Fixed interest rate loans
You can fix the interest rate you pay for a period of six months to five years. At the end of the term, you can choose to re-fix again for a new term or move to a floating rate.
- You know exactly how much each repayment will be over the term.
- Lenders often compete with fixed rate specials.
- You can lock in lower rates if market interest rates are rising.
- Fixed rates often have limits on how much you can increase repayments or make extra payments without paying charges.
- If interest rates go down, you won’t be able to benefit from the decrease.
- If you choose to sell your property and/or break a fixed loan you may be charged a ‘break fee’.
Floating rate (or variable rate)
With a floating rate mortgage, the interest charged on your loan can go up or down as the market interest rates change – and your repayment amounts will increase or decrease accordingly.
- You have more flexibility to make changes without penalty, such as paying off the loan early or changing the loan term.
- It’s easier to consolidate other debt into floating rate loans by borrowing more and adding it on your mortgage.
- If interest rates go down, you can benefit from lower repayment amounts.
- Floating rates are often higher than fixed rates.
- When rates go up the repayments also go up – which could be hard on your budget.
How can I pay my mortgage off quickly?
Even increasing repayments by the equivalent of $25 a week may save thousands of dollars in interest – and take months or even years off your mortgage!

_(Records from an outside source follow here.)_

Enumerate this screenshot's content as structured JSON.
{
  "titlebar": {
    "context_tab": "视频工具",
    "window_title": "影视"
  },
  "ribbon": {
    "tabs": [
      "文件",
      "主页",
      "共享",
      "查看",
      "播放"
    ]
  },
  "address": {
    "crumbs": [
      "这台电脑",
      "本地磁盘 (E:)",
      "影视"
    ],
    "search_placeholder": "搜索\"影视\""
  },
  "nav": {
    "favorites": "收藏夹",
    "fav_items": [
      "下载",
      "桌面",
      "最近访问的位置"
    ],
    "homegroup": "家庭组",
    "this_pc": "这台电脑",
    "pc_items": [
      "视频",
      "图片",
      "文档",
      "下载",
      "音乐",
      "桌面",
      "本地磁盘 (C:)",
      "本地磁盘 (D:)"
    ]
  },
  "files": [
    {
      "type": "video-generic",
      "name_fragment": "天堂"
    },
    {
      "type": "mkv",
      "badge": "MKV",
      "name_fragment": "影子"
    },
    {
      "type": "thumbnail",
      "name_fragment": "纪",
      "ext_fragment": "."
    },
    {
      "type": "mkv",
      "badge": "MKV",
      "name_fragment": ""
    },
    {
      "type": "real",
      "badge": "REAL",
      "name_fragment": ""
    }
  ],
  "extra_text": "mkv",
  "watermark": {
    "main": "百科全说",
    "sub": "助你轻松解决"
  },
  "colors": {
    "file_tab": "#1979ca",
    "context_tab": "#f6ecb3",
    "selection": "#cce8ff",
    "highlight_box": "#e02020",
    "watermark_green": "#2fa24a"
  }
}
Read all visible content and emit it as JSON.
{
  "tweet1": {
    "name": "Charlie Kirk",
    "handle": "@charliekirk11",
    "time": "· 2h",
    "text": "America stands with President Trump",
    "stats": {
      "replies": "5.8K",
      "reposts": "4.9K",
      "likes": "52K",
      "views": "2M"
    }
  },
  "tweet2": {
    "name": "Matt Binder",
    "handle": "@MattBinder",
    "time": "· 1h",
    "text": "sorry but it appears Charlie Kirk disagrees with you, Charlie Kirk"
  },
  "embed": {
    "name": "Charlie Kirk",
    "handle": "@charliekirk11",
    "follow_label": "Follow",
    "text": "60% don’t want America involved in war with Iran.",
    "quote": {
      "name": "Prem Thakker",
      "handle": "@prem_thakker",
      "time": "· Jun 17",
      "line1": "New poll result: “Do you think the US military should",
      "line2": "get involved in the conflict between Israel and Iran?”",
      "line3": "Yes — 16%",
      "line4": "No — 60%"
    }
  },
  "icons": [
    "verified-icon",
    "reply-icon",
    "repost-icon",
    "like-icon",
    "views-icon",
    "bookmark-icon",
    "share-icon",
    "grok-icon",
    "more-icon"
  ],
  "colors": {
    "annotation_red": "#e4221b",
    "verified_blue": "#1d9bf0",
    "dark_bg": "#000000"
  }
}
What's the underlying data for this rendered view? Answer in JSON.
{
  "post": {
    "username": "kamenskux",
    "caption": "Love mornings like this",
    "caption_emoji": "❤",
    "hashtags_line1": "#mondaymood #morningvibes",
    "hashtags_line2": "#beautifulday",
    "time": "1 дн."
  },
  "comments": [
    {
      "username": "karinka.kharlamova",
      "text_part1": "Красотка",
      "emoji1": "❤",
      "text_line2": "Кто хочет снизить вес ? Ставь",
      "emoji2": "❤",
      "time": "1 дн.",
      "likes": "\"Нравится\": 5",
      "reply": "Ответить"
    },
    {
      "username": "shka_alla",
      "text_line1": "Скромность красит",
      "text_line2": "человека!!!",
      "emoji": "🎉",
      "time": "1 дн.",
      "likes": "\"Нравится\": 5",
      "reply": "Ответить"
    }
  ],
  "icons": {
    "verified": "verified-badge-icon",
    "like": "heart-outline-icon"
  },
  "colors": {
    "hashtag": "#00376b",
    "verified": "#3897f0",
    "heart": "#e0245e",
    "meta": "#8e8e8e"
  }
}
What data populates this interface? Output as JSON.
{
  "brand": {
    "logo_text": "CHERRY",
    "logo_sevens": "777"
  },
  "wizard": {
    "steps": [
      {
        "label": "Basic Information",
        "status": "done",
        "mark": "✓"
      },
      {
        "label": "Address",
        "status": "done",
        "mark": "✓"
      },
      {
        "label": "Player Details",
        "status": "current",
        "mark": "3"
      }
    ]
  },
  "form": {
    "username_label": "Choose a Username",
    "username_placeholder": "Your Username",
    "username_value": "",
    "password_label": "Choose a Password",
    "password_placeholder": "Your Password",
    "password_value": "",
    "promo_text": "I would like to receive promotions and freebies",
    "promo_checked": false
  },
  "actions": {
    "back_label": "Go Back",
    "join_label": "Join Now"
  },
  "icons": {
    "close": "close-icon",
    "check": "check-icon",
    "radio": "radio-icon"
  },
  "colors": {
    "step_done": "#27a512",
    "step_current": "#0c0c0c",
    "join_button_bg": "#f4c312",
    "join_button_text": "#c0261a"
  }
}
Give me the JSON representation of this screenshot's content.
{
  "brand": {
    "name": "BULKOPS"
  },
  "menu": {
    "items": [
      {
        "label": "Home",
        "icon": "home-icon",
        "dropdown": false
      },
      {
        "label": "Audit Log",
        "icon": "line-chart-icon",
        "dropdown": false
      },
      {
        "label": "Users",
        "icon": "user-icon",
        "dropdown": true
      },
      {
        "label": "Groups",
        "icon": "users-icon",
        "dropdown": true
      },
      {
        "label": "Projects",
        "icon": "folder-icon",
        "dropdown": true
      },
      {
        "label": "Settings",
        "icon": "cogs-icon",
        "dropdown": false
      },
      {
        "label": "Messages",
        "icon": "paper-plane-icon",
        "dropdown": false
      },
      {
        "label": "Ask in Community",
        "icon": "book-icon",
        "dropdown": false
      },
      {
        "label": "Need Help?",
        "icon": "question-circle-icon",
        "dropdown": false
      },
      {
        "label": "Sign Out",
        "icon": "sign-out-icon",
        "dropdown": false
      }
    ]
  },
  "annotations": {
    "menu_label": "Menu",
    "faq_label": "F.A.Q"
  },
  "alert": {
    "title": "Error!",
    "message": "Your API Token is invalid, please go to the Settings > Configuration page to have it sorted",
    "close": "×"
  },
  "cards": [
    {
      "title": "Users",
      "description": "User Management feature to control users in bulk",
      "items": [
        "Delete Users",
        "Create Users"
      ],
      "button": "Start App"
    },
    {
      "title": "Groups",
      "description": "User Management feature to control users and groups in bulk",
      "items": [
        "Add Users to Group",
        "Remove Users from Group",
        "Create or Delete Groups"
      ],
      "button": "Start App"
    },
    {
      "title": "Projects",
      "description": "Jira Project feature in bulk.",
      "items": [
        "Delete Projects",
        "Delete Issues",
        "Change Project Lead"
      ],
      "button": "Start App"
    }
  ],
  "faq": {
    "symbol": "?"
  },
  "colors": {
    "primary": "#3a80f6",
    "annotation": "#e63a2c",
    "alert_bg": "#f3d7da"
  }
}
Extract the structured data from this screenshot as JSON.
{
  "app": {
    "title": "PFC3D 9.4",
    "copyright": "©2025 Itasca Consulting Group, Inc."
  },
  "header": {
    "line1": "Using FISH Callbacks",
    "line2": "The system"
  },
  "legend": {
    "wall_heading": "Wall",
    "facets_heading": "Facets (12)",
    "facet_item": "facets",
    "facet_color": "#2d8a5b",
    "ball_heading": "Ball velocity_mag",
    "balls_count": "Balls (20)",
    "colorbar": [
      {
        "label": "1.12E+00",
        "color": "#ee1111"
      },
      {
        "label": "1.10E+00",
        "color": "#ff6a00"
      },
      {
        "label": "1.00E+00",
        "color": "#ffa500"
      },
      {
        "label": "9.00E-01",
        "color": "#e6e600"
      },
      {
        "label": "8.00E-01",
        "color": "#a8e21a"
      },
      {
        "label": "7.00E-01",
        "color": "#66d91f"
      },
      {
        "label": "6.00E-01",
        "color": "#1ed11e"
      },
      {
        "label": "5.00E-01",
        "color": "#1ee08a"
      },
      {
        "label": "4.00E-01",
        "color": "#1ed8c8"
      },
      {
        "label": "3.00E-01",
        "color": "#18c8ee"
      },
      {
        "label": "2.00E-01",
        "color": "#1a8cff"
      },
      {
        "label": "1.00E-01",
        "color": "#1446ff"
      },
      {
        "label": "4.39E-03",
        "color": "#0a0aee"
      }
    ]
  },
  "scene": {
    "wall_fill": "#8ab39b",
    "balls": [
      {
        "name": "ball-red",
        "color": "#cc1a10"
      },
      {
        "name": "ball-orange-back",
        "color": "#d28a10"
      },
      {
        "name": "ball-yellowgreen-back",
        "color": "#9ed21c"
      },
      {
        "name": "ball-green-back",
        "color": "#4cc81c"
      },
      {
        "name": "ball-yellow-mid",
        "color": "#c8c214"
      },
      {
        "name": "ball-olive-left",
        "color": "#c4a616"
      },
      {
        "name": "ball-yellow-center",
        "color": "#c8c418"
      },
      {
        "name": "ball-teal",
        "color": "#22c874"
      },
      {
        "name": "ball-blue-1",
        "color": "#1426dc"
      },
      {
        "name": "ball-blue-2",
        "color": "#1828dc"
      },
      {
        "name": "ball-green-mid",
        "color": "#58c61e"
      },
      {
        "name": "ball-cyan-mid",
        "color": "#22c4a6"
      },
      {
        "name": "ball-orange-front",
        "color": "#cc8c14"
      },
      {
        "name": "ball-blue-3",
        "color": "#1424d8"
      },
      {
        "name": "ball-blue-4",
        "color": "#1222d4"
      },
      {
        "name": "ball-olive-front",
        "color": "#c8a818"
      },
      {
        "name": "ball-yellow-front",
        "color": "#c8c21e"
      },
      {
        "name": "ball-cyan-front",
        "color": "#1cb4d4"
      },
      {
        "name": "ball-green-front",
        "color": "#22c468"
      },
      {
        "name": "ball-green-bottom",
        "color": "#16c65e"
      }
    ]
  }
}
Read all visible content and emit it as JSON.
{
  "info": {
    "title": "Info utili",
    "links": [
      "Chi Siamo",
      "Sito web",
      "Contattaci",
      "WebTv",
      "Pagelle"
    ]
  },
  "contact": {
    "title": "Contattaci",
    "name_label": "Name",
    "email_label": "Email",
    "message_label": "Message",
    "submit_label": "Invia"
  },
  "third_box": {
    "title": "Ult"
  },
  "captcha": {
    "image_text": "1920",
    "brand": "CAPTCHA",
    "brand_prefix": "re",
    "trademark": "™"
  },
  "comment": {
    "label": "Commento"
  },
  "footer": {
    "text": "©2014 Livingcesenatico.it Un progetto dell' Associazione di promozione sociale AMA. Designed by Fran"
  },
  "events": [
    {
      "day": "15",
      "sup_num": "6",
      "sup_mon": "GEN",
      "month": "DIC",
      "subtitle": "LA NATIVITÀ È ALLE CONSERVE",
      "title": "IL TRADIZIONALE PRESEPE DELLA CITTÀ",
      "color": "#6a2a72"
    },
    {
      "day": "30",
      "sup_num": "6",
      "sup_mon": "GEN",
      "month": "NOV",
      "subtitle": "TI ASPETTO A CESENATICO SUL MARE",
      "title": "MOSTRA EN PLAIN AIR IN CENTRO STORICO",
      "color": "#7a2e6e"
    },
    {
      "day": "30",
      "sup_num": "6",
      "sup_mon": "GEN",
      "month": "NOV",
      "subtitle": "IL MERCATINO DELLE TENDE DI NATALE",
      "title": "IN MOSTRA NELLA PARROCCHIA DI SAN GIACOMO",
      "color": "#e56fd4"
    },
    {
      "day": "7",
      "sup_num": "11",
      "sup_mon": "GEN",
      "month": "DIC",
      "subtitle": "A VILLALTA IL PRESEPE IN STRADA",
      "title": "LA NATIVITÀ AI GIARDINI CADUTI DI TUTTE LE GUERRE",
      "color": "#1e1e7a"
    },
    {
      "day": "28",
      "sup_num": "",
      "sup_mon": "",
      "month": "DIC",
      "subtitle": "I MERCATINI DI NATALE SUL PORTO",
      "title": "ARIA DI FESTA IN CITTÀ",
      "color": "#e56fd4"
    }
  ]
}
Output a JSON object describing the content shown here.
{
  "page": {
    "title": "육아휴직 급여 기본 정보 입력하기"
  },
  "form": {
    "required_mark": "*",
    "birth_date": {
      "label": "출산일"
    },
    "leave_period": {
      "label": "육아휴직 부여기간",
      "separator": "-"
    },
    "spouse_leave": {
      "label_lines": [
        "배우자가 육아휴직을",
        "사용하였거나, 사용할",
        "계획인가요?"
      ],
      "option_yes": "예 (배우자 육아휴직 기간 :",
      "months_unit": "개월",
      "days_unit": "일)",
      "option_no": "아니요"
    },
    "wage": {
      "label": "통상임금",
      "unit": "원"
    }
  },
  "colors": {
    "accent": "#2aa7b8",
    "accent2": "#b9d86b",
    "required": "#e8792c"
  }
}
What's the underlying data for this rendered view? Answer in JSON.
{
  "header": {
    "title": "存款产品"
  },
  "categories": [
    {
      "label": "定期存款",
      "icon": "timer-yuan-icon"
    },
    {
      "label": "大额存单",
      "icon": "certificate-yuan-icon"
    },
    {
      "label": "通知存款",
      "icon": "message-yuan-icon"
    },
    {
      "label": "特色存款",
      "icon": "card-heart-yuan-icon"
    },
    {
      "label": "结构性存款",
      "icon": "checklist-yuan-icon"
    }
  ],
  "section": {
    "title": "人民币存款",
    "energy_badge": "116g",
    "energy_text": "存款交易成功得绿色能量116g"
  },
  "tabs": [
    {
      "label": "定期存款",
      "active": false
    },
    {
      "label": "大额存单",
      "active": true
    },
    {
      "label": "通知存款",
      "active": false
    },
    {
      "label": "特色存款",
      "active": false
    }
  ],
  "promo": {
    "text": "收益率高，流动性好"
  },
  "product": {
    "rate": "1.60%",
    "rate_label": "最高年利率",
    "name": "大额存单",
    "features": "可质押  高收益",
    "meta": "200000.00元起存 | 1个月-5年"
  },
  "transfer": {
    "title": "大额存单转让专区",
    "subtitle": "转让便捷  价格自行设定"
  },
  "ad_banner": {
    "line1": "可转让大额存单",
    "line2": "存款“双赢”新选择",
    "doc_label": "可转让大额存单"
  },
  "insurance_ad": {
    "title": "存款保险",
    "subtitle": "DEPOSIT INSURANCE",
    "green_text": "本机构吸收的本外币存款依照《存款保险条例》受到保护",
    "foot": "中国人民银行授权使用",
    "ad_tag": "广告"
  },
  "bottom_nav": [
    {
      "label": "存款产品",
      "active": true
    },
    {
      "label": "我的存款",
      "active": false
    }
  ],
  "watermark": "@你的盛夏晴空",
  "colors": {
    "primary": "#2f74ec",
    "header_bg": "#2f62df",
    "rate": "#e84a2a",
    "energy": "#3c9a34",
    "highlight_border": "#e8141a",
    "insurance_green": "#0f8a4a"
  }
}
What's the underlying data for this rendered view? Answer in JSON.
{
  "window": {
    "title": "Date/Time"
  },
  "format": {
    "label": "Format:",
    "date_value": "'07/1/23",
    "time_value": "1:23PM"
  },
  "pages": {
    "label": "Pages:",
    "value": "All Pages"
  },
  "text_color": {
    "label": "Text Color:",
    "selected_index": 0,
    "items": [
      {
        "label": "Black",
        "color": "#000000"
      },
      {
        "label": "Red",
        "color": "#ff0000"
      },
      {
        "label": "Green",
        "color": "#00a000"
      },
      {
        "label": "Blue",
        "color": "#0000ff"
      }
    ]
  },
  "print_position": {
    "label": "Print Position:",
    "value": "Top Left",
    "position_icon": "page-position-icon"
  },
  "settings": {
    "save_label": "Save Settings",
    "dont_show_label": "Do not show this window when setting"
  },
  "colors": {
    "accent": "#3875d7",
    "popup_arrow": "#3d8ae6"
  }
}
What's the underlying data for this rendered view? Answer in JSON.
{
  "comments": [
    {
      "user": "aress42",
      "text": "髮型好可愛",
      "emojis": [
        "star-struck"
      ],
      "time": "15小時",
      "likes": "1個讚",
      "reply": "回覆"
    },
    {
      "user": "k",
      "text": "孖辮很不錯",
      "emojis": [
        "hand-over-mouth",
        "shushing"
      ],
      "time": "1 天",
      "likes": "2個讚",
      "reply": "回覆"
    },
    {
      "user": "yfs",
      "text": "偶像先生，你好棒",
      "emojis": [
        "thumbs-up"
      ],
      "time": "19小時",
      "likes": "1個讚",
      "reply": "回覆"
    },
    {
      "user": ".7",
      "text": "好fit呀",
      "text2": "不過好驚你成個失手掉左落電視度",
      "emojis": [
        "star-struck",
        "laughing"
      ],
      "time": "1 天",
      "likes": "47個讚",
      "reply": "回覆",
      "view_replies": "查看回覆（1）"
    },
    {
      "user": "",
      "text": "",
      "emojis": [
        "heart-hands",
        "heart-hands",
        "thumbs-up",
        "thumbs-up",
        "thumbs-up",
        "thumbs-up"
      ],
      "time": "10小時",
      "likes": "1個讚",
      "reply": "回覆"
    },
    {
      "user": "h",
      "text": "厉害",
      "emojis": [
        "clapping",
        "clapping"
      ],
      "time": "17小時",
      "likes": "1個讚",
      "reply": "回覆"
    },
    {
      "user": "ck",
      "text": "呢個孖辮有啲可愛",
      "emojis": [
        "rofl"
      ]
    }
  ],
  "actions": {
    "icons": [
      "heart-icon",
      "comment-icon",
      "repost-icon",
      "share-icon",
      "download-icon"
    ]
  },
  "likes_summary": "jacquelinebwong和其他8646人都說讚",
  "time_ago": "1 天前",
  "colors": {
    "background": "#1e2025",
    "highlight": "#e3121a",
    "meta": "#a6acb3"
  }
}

Sorted.org.nz offers top mortgage strategies (external link)and excellent tips for managing your mortgage(external link).
What happens if interest rates rise?
While interest rates have remained low over the last few years, it won’t stay that way forever. Consider the worst case scenario as well as current interest rates when using the mortgage calculator, to ensure you’ll still be able to afford your mortgage repayments, even if interest rates rise. Once you get your foot in the door, you’ll want to keep it there!